The epm(1) program is used to build software package from list files. To build a portable software package for an application called "foo", type the following command:

epm foo ENTER

If your application uses a different base name than the list file, you can specify the list filename on the command-line as well:

epm foo bar.list ENTER

Installing the Software Package

Once you have created the software package, you can install it. Portable packages include an installation script called product.install, where "product" is the name of the package:

cd os-release-arch ENTER
./product.install ENTER

After answering a few yes/no questions, the software will be installed. To bypass the questions, run the script with the now argument:

cd os-release-arch ENTER
./product.install now ENTER

Figure 3.1: The EPM Setup GUI
The EPM Setup GUI

Including the Setup GUI

EPM also provides an optional graphical setup program (Figure 3.1). To include the setup program in your distributions, create a product logo image in GIF or XPM format and use the --setup-image option when creating your distribution:

epm --setup-image foo.xpm foo ENTER

This option is only supported when creating for portable and macOS software packages.
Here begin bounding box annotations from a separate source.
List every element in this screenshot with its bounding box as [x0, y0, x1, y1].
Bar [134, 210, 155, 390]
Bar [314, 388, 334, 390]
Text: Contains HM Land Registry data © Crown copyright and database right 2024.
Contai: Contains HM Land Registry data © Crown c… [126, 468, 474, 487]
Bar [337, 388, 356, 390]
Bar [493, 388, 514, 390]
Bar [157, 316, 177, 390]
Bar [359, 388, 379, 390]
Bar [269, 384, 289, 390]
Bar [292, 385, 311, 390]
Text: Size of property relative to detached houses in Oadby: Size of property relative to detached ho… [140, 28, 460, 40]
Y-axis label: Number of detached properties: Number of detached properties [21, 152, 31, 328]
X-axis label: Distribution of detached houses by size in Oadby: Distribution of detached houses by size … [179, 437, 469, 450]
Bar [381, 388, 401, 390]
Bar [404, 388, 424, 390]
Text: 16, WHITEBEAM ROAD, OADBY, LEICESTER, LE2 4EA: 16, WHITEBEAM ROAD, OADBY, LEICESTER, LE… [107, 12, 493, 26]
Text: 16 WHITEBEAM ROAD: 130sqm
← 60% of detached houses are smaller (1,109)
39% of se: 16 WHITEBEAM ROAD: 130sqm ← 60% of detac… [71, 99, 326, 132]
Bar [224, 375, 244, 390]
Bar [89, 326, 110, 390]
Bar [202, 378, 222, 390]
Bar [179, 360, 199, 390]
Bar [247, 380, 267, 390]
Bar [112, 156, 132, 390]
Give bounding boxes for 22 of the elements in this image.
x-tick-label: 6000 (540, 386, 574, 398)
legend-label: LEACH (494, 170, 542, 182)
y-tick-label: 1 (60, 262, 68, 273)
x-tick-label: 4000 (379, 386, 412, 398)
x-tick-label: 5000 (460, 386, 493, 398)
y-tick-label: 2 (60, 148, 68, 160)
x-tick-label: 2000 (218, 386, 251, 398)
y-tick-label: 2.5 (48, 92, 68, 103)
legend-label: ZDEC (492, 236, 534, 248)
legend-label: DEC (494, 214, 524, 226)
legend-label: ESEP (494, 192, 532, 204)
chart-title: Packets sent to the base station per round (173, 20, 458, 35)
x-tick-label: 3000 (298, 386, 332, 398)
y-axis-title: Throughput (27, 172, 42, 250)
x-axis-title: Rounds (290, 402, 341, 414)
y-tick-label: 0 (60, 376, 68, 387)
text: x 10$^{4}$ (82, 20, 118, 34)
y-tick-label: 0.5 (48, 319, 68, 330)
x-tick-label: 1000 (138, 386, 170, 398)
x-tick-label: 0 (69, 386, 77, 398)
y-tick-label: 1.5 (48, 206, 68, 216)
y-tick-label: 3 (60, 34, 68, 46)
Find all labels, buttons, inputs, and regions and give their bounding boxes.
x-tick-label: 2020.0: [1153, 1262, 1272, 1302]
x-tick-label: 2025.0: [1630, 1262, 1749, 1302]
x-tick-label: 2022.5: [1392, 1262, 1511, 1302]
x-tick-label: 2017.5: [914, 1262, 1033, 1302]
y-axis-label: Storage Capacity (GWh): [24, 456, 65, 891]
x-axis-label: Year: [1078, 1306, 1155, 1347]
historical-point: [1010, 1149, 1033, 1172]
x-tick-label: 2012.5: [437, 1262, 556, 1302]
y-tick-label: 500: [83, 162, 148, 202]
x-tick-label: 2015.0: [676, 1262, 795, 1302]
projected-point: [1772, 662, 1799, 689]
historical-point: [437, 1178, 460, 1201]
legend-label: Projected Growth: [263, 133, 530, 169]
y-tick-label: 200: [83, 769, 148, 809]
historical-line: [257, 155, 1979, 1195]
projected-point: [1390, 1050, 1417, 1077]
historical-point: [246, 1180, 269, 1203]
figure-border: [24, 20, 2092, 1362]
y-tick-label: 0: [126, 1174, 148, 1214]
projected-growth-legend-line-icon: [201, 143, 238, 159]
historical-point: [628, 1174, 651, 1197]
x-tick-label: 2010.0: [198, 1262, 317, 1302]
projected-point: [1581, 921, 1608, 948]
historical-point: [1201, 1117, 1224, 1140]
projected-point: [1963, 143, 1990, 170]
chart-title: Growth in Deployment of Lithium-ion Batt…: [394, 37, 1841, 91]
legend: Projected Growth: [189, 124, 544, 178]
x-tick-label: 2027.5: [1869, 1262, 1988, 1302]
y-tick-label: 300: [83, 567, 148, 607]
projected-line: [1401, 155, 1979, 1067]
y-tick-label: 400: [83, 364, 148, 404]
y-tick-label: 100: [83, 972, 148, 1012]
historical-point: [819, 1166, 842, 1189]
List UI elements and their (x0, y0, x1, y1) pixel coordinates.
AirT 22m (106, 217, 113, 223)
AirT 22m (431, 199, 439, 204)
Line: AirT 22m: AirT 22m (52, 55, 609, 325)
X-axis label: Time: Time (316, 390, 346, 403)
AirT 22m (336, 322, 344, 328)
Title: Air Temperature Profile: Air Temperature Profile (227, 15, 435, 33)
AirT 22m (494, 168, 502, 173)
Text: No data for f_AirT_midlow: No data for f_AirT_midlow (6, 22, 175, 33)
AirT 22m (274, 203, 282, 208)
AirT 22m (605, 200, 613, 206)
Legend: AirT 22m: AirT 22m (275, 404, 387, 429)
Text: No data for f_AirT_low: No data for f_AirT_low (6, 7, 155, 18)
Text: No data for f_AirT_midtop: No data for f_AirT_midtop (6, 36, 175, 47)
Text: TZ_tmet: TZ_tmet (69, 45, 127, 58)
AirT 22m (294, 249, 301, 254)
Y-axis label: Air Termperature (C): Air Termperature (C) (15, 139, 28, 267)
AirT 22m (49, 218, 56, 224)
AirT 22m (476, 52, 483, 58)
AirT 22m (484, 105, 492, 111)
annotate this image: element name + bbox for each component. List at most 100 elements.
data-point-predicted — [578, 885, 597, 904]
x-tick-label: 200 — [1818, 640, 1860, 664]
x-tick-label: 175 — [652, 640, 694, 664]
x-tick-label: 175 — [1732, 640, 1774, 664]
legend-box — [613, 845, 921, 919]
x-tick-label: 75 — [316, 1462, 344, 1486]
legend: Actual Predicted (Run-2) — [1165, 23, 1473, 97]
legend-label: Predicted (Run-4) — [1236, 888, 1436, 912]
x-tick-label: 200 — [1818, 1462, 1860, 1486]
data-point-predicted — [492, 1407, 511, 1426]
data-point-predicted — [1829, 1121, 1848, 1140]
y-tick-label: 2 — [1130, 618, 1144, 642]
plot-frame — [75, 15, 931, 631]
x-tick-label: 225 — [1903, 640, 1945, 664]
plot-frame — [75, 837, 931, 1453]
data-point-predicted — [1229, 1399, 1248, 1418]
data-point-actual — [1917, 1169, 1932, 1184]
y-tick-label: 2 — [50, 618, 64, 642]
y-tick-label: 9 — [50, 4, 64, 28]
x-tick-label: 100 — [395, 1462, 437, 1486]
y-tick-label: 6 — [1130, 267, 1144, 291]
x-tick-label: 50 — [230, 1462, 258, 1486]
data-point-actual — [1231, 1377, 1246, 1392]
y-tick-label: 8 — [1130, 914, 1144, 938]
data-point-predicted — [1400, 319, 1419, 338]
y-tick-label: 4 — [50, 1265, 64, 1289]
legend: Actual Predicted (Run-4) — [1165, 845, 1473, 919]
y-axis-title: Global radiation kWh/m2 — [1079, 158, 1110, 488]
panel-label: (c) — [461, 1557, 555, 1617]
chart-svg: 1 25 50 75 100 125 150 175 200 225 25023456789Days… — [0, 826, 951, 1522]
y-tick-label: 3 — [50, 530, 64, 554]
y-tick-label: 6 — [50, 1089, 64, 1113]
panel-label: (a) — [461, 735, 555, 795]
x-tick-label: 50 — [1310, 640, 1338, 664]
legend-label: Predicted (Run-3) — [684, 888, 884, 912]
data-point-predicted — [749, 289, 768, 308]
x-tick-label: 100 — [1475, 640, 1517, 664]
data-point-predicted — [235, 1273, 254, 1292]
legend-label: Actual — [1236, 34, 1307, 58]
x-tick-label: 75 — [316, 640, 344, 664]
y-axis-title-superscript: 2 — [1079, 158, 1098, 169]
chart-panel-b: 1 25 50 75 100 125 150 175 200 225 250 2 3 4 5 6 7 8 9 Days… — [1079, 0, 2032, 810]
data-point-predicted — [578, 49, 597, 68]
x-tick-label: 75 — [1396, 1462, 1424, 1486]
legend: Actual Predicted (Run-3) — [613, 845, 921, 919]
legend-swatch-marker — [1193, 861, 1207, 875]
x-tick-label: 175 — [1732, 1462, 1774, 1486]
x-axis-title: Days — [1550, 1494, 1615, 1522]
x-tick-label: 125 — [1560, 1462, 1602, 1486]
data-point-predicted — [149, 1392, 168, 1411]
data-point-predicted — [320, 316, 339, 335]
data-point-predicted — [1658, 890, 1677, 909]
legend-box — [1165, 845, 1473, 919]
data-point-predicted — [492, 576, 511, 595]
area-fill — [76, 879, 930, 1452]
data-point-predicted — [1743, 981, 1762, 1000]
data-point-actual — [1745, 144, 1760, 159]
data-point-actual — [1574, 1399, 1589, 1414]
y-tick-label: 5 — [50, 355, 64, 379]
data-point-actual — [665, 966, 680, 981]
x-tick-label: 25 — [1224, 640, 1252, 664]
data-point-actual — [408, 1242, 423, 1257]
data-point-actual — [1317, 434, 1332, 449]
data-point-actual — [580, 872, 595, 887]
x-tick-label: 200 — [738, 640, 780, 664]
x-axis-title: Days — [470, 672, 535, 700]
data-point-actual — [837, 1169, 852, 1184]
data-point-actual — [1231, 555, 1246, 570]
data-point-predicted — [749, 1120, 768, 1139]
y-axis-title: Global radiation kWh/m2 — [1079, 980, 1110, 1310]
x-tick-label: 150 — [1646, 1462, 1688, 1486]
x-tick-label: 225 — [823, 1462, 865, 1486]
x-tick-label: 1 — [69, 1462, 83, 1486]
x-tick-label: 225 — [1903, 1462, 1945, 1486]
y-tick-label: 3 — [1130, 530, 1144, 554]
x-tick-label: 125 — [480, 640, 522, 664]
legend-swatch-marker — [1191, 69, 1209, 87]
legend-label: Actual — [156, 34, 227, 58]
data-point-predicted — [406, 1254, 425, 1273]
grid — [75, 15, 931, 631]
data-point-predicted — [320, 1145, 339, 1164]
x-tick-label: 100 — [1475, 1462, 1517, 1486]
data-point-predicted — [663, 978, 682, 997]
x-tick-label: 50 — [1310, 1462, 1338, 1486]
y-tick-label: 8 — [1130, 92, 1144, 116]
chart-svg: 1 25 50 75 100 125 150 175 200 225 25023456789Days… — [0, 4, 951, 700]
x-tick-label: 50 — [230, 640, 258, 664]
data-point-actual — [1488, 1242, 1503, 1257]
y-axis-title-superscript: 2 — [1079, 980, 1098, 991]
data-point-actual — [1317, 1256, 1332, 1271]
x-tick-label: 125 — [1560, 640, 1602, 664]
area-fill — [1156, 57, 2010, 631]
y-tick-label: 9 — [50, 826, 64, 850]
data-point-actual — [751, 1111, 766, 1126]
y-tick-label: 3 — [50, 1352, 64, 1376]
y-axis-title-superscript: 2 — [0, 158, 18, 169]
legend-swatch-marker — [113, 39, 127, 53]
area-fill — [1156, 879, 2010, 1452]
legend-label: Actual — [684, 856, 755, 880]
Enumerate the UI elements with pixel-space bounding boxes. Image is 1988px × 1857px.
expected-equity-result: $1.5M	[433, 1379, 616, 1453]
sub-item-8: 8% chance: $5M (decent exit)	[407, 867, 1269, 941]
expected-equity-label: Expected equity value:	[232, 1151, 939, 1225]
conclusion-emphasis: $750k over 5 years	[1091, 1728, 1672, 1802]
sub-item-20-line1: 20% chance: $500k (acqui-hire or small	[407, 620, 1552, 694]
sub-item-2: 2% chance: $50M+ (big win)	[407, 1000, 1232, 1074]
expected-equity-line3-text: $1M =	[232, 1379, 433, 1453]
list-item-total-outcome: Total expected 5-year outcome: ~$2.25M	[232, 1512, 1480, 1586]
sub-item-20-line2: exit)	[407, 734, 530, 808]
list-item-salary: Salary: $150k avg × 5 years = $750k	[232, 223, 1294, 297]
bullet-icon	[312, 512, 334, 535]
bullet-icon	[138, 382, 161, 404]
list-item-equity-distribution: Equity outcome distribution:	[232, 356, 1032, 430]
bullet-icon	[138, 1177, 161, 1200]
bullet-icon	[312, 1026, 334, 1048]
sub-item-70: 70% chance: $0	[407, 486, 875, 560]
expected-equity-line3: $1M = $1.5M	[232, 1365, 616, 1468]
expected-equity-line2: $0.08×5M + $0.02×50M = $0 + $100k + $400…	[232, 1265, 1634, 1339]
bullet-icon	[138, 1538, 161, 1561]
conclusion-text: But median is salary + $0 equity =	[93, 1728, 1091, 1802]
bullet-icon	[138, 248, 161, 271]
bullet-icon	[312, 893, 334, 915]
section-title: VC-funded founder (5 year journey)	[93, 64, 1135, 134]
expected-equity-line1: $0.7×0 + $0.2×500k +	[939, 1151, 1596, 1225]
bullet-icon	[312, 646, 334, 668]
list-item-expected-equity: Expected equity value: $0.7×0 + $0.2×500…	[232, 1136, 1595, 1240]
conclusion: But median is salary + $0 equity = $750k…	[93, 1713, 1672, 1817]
Creating Vendor Package Files

EPM can also produce vendor-specific packages using the -f option:

epm -f format foo bar.list ENTER

The format option can be one of the following keywords:

Everything in the software list file stays the same - you just use the -f option to select the format. For example, to build an RPM distribution of EPM, type:

epm -f rpm epm

The result will be one or more RPM package files instead of the portable package files.

Package Files

EPM creates the package files in the output directory. As mentioned in Chapter 1, "Installing Using the Portable Distribution", the default output directory is based on the operating system name, version, and architecture. Each package format will leave different files in the output directory.

AIX Package Files

AIX packages are contained in a file called name.bff, where "name" is the product/package name you supplied on the command-line.

BSD Package Files

BSD packages are contained in a file called name.tgz, where "name" is the product/package name you supplied on the command-line.

HP-UX Package Files

HP-UX packages are contained in two files called name.depot.gz and name.depot.tgz, where "name" is the product/package name you supplied on the command-line. The name.depot.gz file can be supplied directly to the swinstall(1m) command, while the name.depot.tgz file contains a compressed tar(1) archive that can be used to install the software from CD-ROM or network filesystem.

Debian Package Files

Debian packages are contained in a file called name.deb or name.deb.tgz when there are subpackages, where "name" is the product/package name you supplied on the command-line. The name.deb.tgz file contains a compressed tar archive containing name.deb and name-subpackage.deb files that can be installed from CD-ROM, disk, or network filesystem.

IRIX Package Files

IRIX packages are contained in a file called name.tardist, where "name" is the product/package name you supplied on the command-line.

macOS Package Files

macOS packages are contained in a file called name.dmg, where "name" is the product/package name you supplied on the command-line.

RPM Package Files

RPM packages are contained in a file called name.rpm or name.rpm.tgz when there are subpackages, where "name" is the product/package name you supplied on the command-line. The name.rpm.tgz file contains a compressed tar archive containing name.rpm and name-subpackage.rpm files that can be installed from CD-ROM, disk, or network filesystem.

Slackware Package Files

Slackware packages are contained in a file called name.tgz, where "name" is the product/package name you supplied on the command-line.

Solaris Package Files

Solaris packages are contained in two files called name.pkg.gz and name.pkg.tgz, where "name" is the product/package name you supplied on the command-line. The name.pkg.gz file is a compressed package file that can be used directly with the pkgadd(1m) command, while the name.pkg.tgz file is a compressed tar archive that can be used to install the software from CD-ROM, disk, or network filesystem.

Tru64 Package Files

Tru64 packages are contained in a file called name.tar.gz, where "name" is the product/package name you supplied on the command-line.